"When I was boy, I was surrounded by adult men. Today, most American boys (and girls, of course) come into contact with no adult man all day every school day. Their teachers and school principals are all likely to be women. And if, as is often the case, there is no father at home (not solely because of divorce but because "family" courts have allowed many divorced mothers to remove fathers from their children's lives), boys almost never come into contact with the most important group of people in a boy's life -- adult men. The contemporary absence of men in boys' lives is not only unprecedented in American history; it is probably unprecedented in recorded history.
[Ed. note: True dat. More and more men are simply...suspect, not to be trusted, nay, to be feared and avoided. Weird, weird world, and dangerous precedent.]

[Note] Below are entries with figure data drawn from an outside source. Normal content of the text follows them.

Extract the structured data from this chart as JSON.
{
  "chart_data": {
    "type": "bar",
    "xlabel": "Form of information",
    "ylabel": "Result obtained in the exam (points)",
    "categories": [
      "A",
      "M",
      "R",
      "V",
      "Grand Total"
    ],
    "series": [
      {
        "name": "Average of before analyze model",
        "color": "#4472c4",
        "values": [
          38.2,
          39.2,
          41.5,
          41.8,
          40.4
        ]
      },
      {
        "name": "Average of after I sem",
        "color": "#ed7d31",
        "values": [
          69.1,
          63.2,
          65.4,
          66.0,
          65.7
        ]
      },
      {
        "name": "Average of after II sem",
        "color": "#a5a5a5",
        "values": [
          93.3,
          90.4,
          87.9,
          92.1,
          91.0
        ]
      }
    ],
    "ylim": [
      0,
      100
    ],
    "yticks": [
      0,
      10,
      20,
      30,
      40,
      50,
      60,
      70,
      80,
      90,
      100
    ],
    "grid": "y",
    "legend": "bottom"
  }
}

"When I was a boy, we had in our lives adults who took pride in being adults. [Ed. note: I have been thinking about this a lot lately...] To distinguish them from our peers, we called these adults "Mr.," "Mrs." and "Miss," or by their titles, "Doctor," "Pastor," "Rabbi," "Father." It was good for us, and we liked it. Having adults proud of their adulthood, and not acting like they were still kids, gave us security (as well as something to look forward to in growing up). Today, kids are surrounded by peers twice, three, four times their age.
"When I was a boy, the purpose of American history textbooks was to teach American history... [W]e were not raised by educators or parents who believed that "teenagers will have sex no matter what."
And, to sum it all up:
"We were, in short, allowed to be relatively innocent."
I am, quite literally, fighting back the tears.
True enough, true enough, true enough that.